Les travaux du Sommet mondial de l’intelligence artificielle (IA) ont été inaugurés jeudi à New Delhi, avec la participation du Maroc. Il s’agit d’une plateforme internationale de réflexion et d’échange sur l’avenir de l’IA, avec l’ambition d’intégrer davantage les préoccupations des pays du Sud.
Le Maroc est représenté à cet événement par une délégation conduite par la ministre déléguée auprès du chef du gouvernement chargée de la Transition numérique et de la Réforme de l’administration, Amal El Fallah Seghrouchni.
Cette participation s’inscrit dans la dynamique d’ouverture et de coopération internationale du Maroc en faveur du renforcement de la coopération Sud-Sud et du partage d’expertises, notamment dans les domaines de l’innovation et des technologies numériques au service d’un développement inclusif et durable.
Développement d’une IA centrée sur l’humain
Organisé autour du thème « Bien-être pour tous, Bonheur pour tous », ce sommet se veut une plateforme internationale de réflexion et d’échange sur l’avenir de l’IA et les enjeux liés à sa gouvernance, avec l’ambition d’intégrer davantage les priorités et les préoccupations des pays du Sud.
Selon le gouvernement indien, l' »AI Impact Summit » a pour objectif de faire évoluer les discussions « du stade du dialogue à celui d’un impact concret », en favorisant un développement de l’IA au service d’une croissance inclusive, durable et centrée sur l’humain.

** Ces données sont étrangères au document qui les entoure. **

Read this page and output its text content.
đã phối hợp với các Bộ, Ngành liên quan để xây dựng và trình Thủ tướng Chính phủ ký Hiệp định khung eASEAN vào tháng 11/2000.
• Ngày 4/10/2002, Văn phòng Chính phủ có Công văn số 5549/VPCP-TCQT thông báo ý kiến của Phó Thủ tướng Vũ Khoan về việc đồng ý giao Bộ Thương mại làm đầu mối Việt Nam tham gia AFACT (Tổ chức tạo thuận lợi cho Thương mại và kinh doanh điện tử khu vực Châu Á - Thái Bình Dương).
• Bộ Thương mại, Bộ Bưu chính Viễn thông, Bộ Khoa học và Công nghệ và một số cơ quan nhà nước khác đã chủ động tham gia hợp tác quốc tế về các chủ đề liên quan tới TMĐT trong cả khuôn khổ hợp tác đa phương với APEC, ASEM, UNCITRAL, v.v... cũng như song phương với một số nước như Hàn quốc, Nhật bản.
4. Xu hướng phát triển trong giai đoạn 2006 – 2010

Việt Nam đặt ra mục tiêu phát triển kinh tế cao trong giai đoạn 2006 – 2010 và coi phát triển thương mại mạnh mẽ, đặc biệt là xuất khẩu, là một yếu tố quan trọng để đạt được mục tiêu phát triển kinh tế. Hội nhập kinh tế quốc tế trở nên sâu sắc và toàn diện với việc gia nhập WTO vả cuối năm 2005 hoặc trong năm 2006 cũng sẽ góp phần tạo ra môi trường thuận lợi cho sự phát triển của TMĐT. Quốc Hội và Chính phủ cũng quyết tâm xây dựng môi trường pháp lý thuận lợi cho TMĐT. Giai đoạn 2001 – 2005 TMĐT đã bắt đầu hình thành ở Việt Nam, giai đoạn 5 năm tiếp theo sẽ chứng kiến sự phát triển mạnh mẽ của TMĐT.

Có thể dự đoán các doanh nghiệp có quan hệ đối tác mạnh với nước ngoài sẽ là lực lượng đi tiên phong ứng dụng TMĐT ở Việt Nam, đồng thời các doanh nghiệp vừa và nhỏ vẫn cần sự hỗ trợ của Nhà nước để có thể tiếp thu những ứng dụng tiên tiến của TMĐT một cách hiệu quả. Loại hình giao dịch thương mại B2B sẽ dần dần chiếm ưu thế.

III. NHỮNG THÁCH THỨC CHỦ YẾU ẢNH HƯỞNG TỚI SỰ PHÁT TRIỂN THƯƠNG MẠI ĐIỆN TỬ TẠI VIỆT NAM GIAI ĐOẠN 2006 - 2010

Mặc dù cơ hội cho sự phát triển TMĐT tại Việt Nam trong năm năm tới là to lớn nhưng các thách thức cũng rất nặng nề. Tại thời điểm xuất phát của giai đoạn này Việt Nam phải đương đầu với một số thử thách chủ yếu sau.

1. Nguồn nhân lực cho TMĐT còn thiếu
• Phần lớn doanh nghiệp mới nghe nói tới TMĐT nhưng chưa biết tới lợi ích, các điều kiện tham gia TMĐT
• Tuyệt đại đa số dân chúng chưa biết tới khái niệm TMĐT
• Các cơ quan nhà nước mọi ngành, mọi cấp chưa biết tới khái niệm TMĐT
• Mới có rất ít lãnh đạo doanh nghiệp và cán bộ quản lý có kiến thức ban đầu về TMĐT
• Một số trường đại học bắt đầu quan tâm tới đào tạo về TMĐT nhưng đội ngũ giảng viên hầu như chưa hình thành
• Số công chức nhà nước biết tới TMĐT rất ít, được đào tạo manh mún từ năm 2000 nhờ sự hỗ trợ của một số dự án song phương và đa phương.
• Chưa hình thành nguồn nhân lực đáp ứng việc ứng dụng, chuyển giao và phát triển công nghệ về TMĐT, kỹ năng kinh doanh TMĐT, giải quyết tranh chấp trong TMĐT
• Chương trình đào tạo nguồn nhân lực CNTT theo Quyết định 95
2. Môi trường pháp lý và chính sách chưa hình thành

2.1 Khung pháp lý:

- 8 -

Le sommet connaît la participation de plus de 100 représentants gouvernementaux, dont plus de 20 chefs d’État et de gouvernement, ainsi que quelque 60 ministres et vice-ministres, en plus du secrétaire général des Nations unies, António Guterres, de 500 leaders mondiaux de l’IA, d’universitaires et de chercheurs.
L’IA, un levier d’inclusion et d’autonomisation des pays du Sud
Dans une allocution de circonstance, le Premier ministre indien a estimé que l’IA constitue une transformation d’une ampleur comparable aux grands tournants de l’histoire de l’humanité, soulignant que l’objectif central du sommet est de définir les moyens de faire de cette technologie « un outil centré sur l’humain et non sur la machine, fondé sur des principes éthiques et responsables ».
Il a également insisté sur la nécessité de démocratiser l’IA afin qu’elle devienne un levier d’inclusion et d’autonomisation, notamment pour les pays du Sud, appelant à une mobilisation collective pour mettre cette technologie au service du bien commun mondial.
Pour sa part, le président français Emmanuel Macron a affirmé que l’IA aidera l’humanité à « investir plus vite (…) dans la santé, l’énergie, la mobilité, l’agriculture, les services publics et le bien commun de tous ».
Renforcer les compétences et les investissements
De son côté, M. Guterres a mis en avant la nécessité de renforcer les compétences, les capacités en matière de données, l’accès à une puissance de calcul abordable et la mise en place d’écosystèmes inclusifs, mettant en garde que, faute d’investissements suffisants, de nombreux pays risquent d’être « exclus » de l’ère de l’IA.
« L’IA doit appartenir à tous », a-t-il déclaré, tout en soulignant les efforts engagés par les Nations unies pour encadrer le développement de l’IA, notamment la création d’un Panel scientifique international indépendant en la matière lors de la dernière Assemblée générale.
Outre la session inaugurale, Mme Seghrouchni a assisté aux différentes sessions de la conférence et suivi les présentations et échanges portant sur les tendances mondiales en matière d’IA. Elle a également procédé à des échanges avec plusieurs responsables et experts internationaux autour des opportunités de coopération dans le domaine de l’innovation numérique.